Sunday, June 27, 2010

What character am I?

I often wonder what character I play in the story of my life. Am I the overworked housewife, deserving of sympathy? The nagging mother who should be checked? The over-scheduling parent, or the parent limiting children's opportunities? The time-starved artist, suffering without "a room of her own?" And if I am the overworked housewife or the time-starved artist, why on earth can't my husband see it?

In reality, I can be all of these things at the same time. Or none of them. I try to do the right thing and fulfill my responsibilities; sometimes it works and sometimes it doesn't. But to describe myself, in conversation or in writing, as any one of them, would be incomplete.

If I can remember that my fictional characters, too, will be larger than their sterotypes, my stories will be richer. Like my own life.

Friday, June 18, 2010

Reprints--always a nice surprise

Just got a check today for another reprint of my article "Boy Mayor of Texas," first published in Boy's Quest. I didn't realize when I submitted that it would keep working for me so long. This was my fourth check!

Since this was one of my favorite stories to write, I'm glad kids are still reading it. The article was about Brian Zimmerman, elected mayor of his unincorporated Texas town (which didn't have any legal bylaws about mayoral age). Although his post was unofficial, he took it seriously, warning motorists not to drive too fast and pushing for incorporation. He was spotlighted on several national TV shows, traveled to France for a conference of mayors, and was even featured in a movie.

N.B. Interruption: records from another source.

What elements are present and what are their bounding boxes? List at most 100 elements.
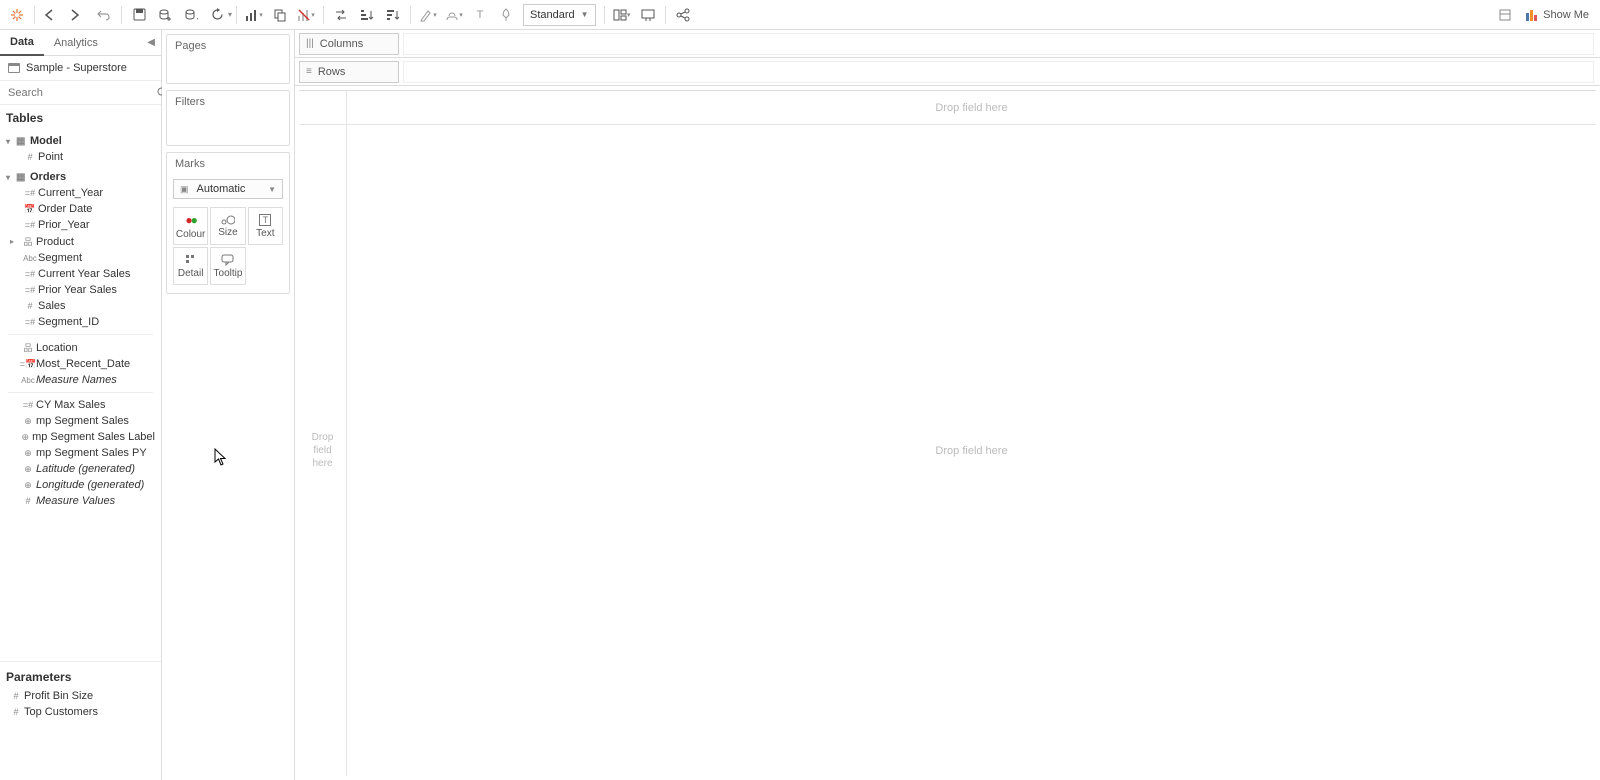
show-labels-button[interactable]: T [468, 3, 492, 27]
field-label: CY Max Sales [36, 399, 106, 411]
mark-detail-button[interactable]: Detail [173, 247, 208, 285]
field-prior-year[interactable]: =#Prior_Year [2, 217, 159, 233]
new-datasource-button[interactable] [153, 3, 177, 27]
field-cy-max-sales[interactable]: ▸=#CY Max Sales [2, 397, 159, 413]
sort-asc-button[interactable] [355, 3, 379, 27]
columns-icon: ||| [306, 38, 314, 49]
tables-header: Tables [0, 105, 161, 129]
date-icon: 📅 [22, 204, 38, 215]
field-location[interactable]: ▸品Location [2, 339, 159, 356]
rows-drop-zone[interactable] [403, 61, 1594, 83]
pages-shelf[interactable]: Pages [166, 34, 290, 84]
measure-fields: ▸=#CY Max Sales ▸⊕mp Segment Sales ▸⊕mp … [2, 397, 159, 509]
refresh-button[interactable] [205, 3, 229, 27]
presentation-button[interactable] [636, 3, 660, 27]
tableau-logo-icon[interactable] [5, 3, 29, 27]
rows-label: Rows [318, 66, 346, 78]
guide-button[interactable] [1493, 3, 1517, 27]
pages-label: Pages [167, 35, 289, 57]
forward-button[interactable] [66, 3, 90, 27]
param-profit-bin-size[interactable]: #Profit Bin Size [0, 688, 161, 704]
highlight-button[interactable]: ▾ [416, 3, 440, 27]
field-point[interactable]: # Point [2, 149, 159, 165]
field-mp-segment-sales[interactable]: ▸⊕mp Segment Sales [2, 413, 159, 429]
view-canvas[interactable]: Drop field here Drop field here Drop fie… [299, 90, 1596, 776]
separator [34, 6, 35, 24]
columns-shelf[interactable]: ||| Columns [299, 33, 399, 55]
sort-desc-button[interactable] [381, 3, 405, 27]
datasource-row[interactable]: Sample - Superstore [0, 56, 161, 81]
field-label: Sales [38, 300, 66, 312]
mark-btn-label: Tooltip [214, 268, 243, 279]
param-top-customers[interactable]: #Top Customers [0, 704, 161, 720]
calc-number-icon: =# [22, 220, 38, 230]
canvas-left-drop[interactable]: Drop field here [299, 125, 346, 776]
worksheet-area: ||| Columns ≡ Rows Drop field here Drop … [295, 30, 1600, 780]
number-icon: # [8, 691, 24, 701]
calc-number-icon: =# [22, 188, 38, 198]
marks-type-dropdown[interactable]: ▣ Automatic ▼ [173, 179, 283, 199]
field-mp-segment-sales-label[interactable]: ▸⊕mp Segment Sales Label [2, 429, 159, 445]
field-most-recent-date[interactable]: ▸=📅Most_Recent_Date [2, 356, 159, 372]
field-segment-id[interactable]: =#Segment_ID [2, 314, 159, 330]
field-product[interactable]: ▸品Product [2, 233, 159, 250]
field-measure-names[interactable]: ▸AbcMeasure Names [2, 372, 159, 388]
field-label: Segment_ID [38, 316, 99, 328]
filters-shelf[interactable]: Filters [166, 90, 290, 146]
group-button[interactable]: ▾ [442, 3, 466, 27]
field-current-year[interactable]: =#Current_Year [2, 185, 159, 201]
save-button[interactable] [127, 3, 151, 27]
field-current-year-sales[interactable]: =#Current Year Sales [2, 266, 159, 282]
fit-dropdown[interactable]: Standard ▼ [523, 4, 596, 26]
field-prior-year-sales[interactable]: =#Prior Year Sales [2, 282, 159, 298]
group-orders: ▾ ▦ Orders =#Current_Year 📅Order Date =#… [2, 169, 159, 330]
mark-tooltip-button[interactable]: Tooltip [210, 247, 245, 285]
new-worksheet-button[interactable]: ▾ [242, 3, 266, 27]
canvas-corner [299, 91, 346, 125]
undo-button[interactable] [92, 3, 116, 27]
rows-shelf-row: ≡ Rows [295, 58, 1600, 86]
abc-icon: Abc [20, 376, 36, 385]
number-icon: # [22, 301, 38, 311]
group-header-model[interactable]: ▾ ▦ Model [2, 133, 159, 149]
canvas-body-drop[interactable]: Drop field here [347, 125, 1596, 776]
mark-size-button[interactable]: Size [210, 207, 245, 245]
showme-button[interactable]: Show Me [1519, 3, 1595, 27]
back-button[interactable] [40, 3, 64, 27]
pause-autoupdate-button[interactable]: ▾ [179, 3, 203, 27]
rows-shelf[interactable]: ≡ Rows [299, 61, 399, 83]
swap-button[interactable] [329, 3, 353, 27]
field-mp-segment-sales-py[interactable]: ▸⊕mp Segment Sales PY [2, 445, 159, 461]
param-label: Profit Bin Size [24, 690, 93, 702]
collapse-sidebar-button[interactable]: ◀ [141, 37, 161, 48]
pin-button[interactable] [494, 3, 518, 27]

When I decided to write about him, years later, all I had to go on was the memory of a TV spot featuring a boy mayor in Texas. Hours of searching "boy mayor texas" in my library database finally pulled up the articles I needed to get started. Finding the photo was just as difficult. Eleven days after having my second child, I learned that the magazine couldn't use the photo I had suggested and needed another photo, fast. Ever try finding a photo of a former mayor of an unincorporated town (i.e. no town phone book), whose family had since moved? Hardest paycheck I ever earned.

Thursday, June 17, 2010

Free Books with Summer Reading

Yesterday when I picked up my daughter from school, she begged to go straight to the library to sign up for the KCLS summer reading program.

Here's more information about the reading programs I referenced in a recent ParentMap article.

--At Barnes and Noble, kids can read eight books, write a sentence about each, and earn a free book
http://www.barnesandnoble.com/summerreading/index.asp
--At Half Price Books, kids can read 15 minutes a day for five days out of a week and turn in their reading log for a $3 shopping card. You can do this every week until July 31st. Print out the reading logs at
http://www.halfpricebooks.com/for_parents_and_teachers.html
--King County Library is offering prizes for children who read 1000 minutes over the summer. Preschoolers have a similar program, and there's something for teens as well. Kirkland and Redmond Libraries are even offering a program for adults, which my daughter is urging me to do. Pick up a form at your nearest library, or sign up online at
http://www.kcls.org/srp/

Other Seattle area libraries have similar reading programs; check your library for details.

Tuesday, June 1, 2010

New Berry Picking Article

Check out my latest publication in the June issue of ParentMap: "U-pick berries: a taste of summer sun."

Here's a tip I didn't have room for in the article: call ahead to make sure your chosen farm is actually a U-Pick. Terry's Berries in Puyallup often gets visitors who call ahead to ask what kind of berries are available, drive a long way to the farm, and only then learn that they can't pick their own.